Eyes wide open or so I thought. I decided I wanted to start a blog, and it has been interesting, to say the least. Not exactly what I expected. It is more.
My interest in blogging was born from intrigue. I was so curious about my sons and what they were doing. One is posting videos on YouTube, and one develops websites and has a Social Media Management business. It planted a seed in my mind.
Their interest became my interest, and my mind went whirling. Did I want to attempt something, and if so, what? I had absolutely no knowledge of anything to do with Social Media. I was not on Facebook or Twitter, and I do not even have a cell phone. Definitely behind the times. *** their sites are listed at the bottom of this article.
I settled on writing a blog. Anyone can write, can’t they? That’s true in a sense, but can everyone write well? Then there was everything else that goes along with a blog. Who knew? Certainly, not me.
You have to either create your website or find a platform to write on. I could not afford to pay someone to build my website & I definitely was not going to do it myself. So I started researching for an alternative. I chose a free WordPress blog site, and my journey began.
To help understand my journey and the angst I have felt from time to time here is my real reason for starting my blog. I am a 73-year-old woman who has been retired for years. I was looking for an outlet to express myself and to keep my mind active. I was feeling stagnant and did not like the feeling.
The name of my blog is, “adjusting my time frame,” which references my age and my mindset. I did not want to stay still and accept that this was all there is. I felt like I was falling behind and becoming the stereotypical “old” person. No, I am not ready for that—time to do some adjusting.
How do I like it? Most of the time, I love it. There have been moments when I have wondered what the heck am I doing. It has been downright frustrating at times.
Not being proficient on social media made it difficult in the beginning, and there is still so much for me to learn. Just creating my blog space on WordPress was a lot of work for me. I have always been able to learn fairly quickly, but this was a challenge at times.
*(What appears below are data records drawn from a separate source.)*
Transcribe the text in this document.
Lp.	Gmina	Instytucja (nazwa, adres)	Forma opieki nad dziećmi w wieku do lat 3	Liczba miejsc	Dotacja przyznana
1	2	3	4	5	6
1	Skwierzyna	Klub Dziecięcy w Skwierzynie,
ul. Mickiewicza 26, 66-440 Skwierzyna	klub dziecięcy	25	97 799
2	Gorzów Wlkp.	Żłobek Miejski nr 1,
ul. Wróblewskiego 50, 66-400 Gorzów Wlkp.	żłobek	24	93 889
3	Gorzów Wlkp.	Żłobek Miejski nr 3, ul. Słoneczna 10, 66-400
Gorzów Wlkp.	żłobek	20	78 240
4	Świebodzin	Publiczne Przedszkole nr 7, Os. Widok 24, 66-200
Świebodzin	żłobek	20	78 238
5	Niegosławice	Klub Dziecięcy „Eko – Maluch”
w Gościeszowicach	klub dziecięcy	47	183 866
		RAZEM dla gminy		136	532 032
There were lots of choices and decisions.
I just kept picking away at it. Each day I would read and analyze, and then one day, I just decided to go for it and hit the publish button. That felt really good! Now when I look back at my first few blogs, I laugh. It has been about six months now, and I have learned so much.
Sometimes I get frustrated because with blogging comes the lust for acceptance and approval. Each time I published a post, I was looking to see how many people read it, how many people liked it, and how many people followed me. Did I receive any comments?
Like most humans, I like immediate gratification. I want everyone to love my blog. Silly isn’t it. I started the blog for myself, so I should be content with just that.
I have found that each time I write, I want it to be better. I want to be a great writer. I have found I have a lot to learn. I consider myself an acceptable writer but not really good and certainly not great.
Most of what I have experienced is so typical. There is nothing special about my experiences. I know I have to keep doing what I am doing, and I will improve as I go. So many people start a blog and become discouraged. That is easy to do.
I have stopped trying to do too much. At first, I researched and looked at so many promotional sites, places I had never even heard of before. I wasted a lot of time doing that, but I felt I had to play the promotional game. No, I don’t. Not for me, I just have to remain focused.
I am starting to relax a little and fall into a routine. I have established a set schedule and always post three times each week on the same days.
Everyone says it is essential to have a specialized niche when you write. My posts are mostly related to personal and professional growth.
The downside to that is I have many other topics I want to write about. So now I question my initial choice; if you are thinking of writing a blog that is an important thing to consider.
Spend a lot of time deciding what you want to write about. I cannot stress enough how important it is to be comfortable with either writing in a specific niche, or not.
To satisfy my interest in writing other topics, I have now started writing at Medium.Com. You can view my stories at: https://medium.com/@lindalatt
Am I happy I started my blog? Absolutely! Do I regret it in any way? Not at all. Blogging is an excellent way to express yourself. It is a place not only to share knowledge but also to gain knowledge. It does not matter what age you are, young or old, writing a blog can be beneficial for you.
Blogging was just what I needed. It has provided everything I was looking for and more. In some ways it’s magical!
As always, thank you for reading my blog. Create a little magic today!